Dimana keadilan yang berlaku dianatara sesama makhluk adalah memberi
balasan atas kebaikan yang dilakukan dengan balasan yang setara, namun
keadilan Allah subhanahu wata’ala adalah dengan memberi satu balasan
atas satu perbuatan dosa, dan memberi pahala 10 kali hingga 700 kali
lipat atau lebih untuk satu perbuatan baik, dimana jika seorang hamba
muncul dalam dirinya keinginan untuk berbuat buruk maka malaikat tidak
diperintah untuk mencatatnya hingga ia melakukannya yang kemudian
ditulis dengan satu dosa, namun jika seorang hamba berkeinginan berbuat
baik maka diperintah untuk ditulis dengan 10 pahala hingga 700 pahala
bahkan lebih yang mana hal itu tergantung akan kemuliaan niat tersebut.
Sebagaimana hadir majelis di tempat ini minimal akan mendapatkan
pahala 10 kali lipat, seperti bershalawat kepada Rasulullah shallallahu
‘alaihi wasallam atau berdzikir dan lainnya pahala perbuatan itu bisa
mencapai 10 hingga 700 kali lipat bahkan lebih, dengan kehendak Allah
subhanahu wata’ala Yang Maha Adil dengan kelembutan, Yang telah
berfirman dalam hadits qudsi :
إِنَّ رَحْمَتِي تَغْلِبُ غَضَبِي
“ Sesungguhnya rahmatKu (kasih sayangKu) mengalahkan kemurkaanKu”
Maka hal apa yang telah membuat kita tidak meninggalkan perbuatan
dosa atau perbuatan yang dilarang dan dihinakan Allah subhanahu
wata’ala, serta menghindari dan meninggalkan hal-hal yang telah
diperintah oleh Allah subhanahu wata’ala, sedangkan Allah subhanahu
wata’ala telah berlemah lembut dan berkasih sayang kepada
hamba-hambaNya, bahkan bagi mereka yang telah banyak berbuat dosa
diantara mereka wafat dalam keadaan husnul khatimah yang disebabkan
karena ia sering hadir di majelis dzikir, namun hadir di majelis dzikir
tentunya bukan berarti hal itu akan menutup semua dosa sehingga
seseorang tidak perlu melakukan ibadah yang lainnya, justru kehadiran di
majelis ta’lim atau di majelis dzkir dan shalawat, hal itu akan
membangkitkan keinginan kita untuk semakin banyak berbuat baik, serta
melemahkan keinginan kita untuk berbuat buruk, sehingga menjadikannya
semakin dekat kepada Yang Maha Dekat, Allah subhanahu wata’ala.

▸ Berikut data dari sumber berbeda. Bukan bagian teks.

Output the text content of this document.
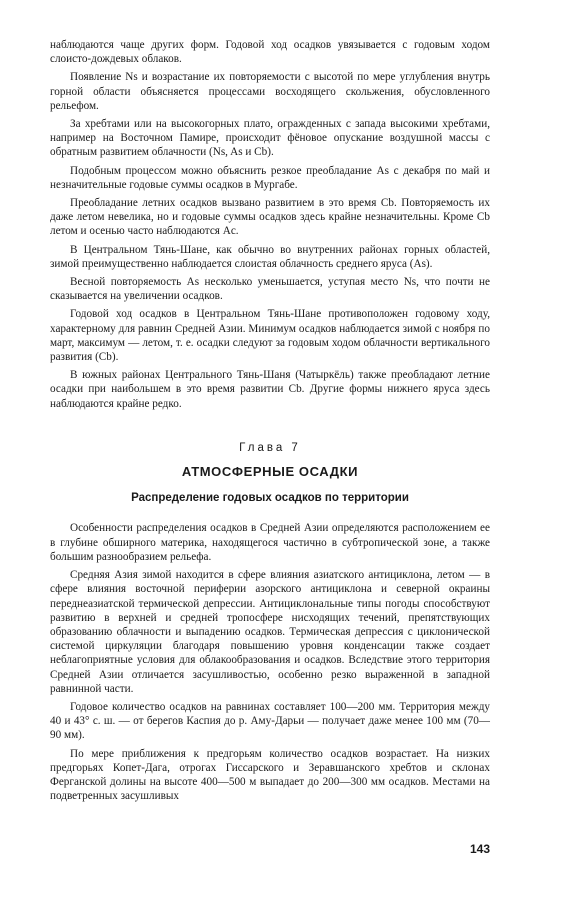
наблюдаются чаще других форм. Годовой ход осадков увязывается с годовым ходом слоисто-дождевых облаков.

Появление Ns и возрастание их повторяемости с высотой по мере углубления внутрь горной области объясняется процессами восходящего скольжения, обусловленного рельефом.

За хребтами или на высокогорных плато, огражденных с запада высокими хребтами, например на Восточном Памире, происходит фёновое опускание воздушной массы с обратным развитием облачности (Ns, As и Cb).

Подобным процессом можно объяснить резкое преобладание As с декабря по май и незначительные годовые суммы осадков в Мургабе.

Преобладание летних осадков вызвано развитием в это время Cb. Повторяемость их даже летом невелика, но и годовые суммы осадков здесь крайне незначительны. Кроме Cb летом и осенью часто наблюдаются Ac.

В Центральном Тянь-Шане, как обычно во внутренних районах горных областей, зимой преимущественно наблюдается слоистая облачность среднего яруса (As).

Весной повторяемость As несколько уменьшается, уступая место Ns, что почти не сказывается на увеличении осадков.

Годовой ход осадков в Центральном Тянь-Шане противоположен годовому ходу, характерному для равнин Средней Азии. Минимум осадков наблюдается зимой с ноября по март, максимум — летом, т. е. осадки следуют за годовым ходом облачности вертикального развития (Cb).

В южных районах Центрального Тянь-Шаня (Чатыркёль) также преобладают летние осадки при наибольшем в это время развитии Cb. Другие формы нижнего яруса здесь наблюдаются крайне редко.

Глава 7
АТМОСФЕРНЫЕ ОСАДКИ
Распределение годовых осадков по территории

Особенности распределения осадков в Средней Азии определяются расположением ее в глубине обширного материка, находящегося частично в субтропической зоне, а также большим разнообразием рельефа.

Средняя Азия зимой находится в сфере влияния азиатского антициклона, летом — в сфере влияния восточной периферии азорского антициклона и северной окраины переднеазиатской термической депрессии. Антициклональные типы погоды способствуют развитию в верхней и средней тропосфере нисходящих течений, препятствующих образованию облачности и выпадению осадков. Термическая депрессия с циклонической системой циркуляции благодаря повышению уровня конденсации также создает неблагоприятные условия для облакообразования и осадков. Вследствие этого территория Средней Азии отличается засушливостью, особенно резко выраженной в западной равнинной части.

Годовое количество осадков на равнинах составляет 100—200 мм. Территория между 40 и 43° с. ш. — от берегов Каспия до р. Аму-Дарьи — получает даже менее 100 мм (70—90 мм).

По мере приближения к предгорьям количество осадков возрастает. На низких предгорьях Копет-Дага, отрогах Гиссарского и Зеравшанского хребтов и склонах Ферганской долины на высоте 400—500 м выпадает до 200—300 мм осадков. Местами на подветренных засушливых

143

Hadirin yang dimuliakan Allah, Di bulan Jumadil Awal ini kita
mengingat peristiwa perang Mu’tah yang terjadi pada tahun ke-8 H,
sebagaimana hadits yang kita baca bahwa Rasulullah shallallahu ‘alaihi
wasallam memerintahkan 3000 pasukan muslimin yang dipimpin oleh
sayyidina Zaid Bin Haritsah untuk menuju ke wilayah Mu’tah, yang saat
ini termasuk ke dalam wilayah Yordan, sekitar 3 atau 4 jam dari arah
Amman Jordan. Kemudian Rasulullah shallallahu ‘alaihi wasallam
menyampaikan bahwa jika sayyidina Zaid bin Haritsah wafat, maka bendera
perang akan dipegang oleh Ja’far bin Abi Thalib (kakak sayyidina Ali bin
Abi Thalib kw), dan jika Ja’far wafat maka bendera perang
(kepemimpinan) akan dipegang oleh Abdullah bin Rawahah”.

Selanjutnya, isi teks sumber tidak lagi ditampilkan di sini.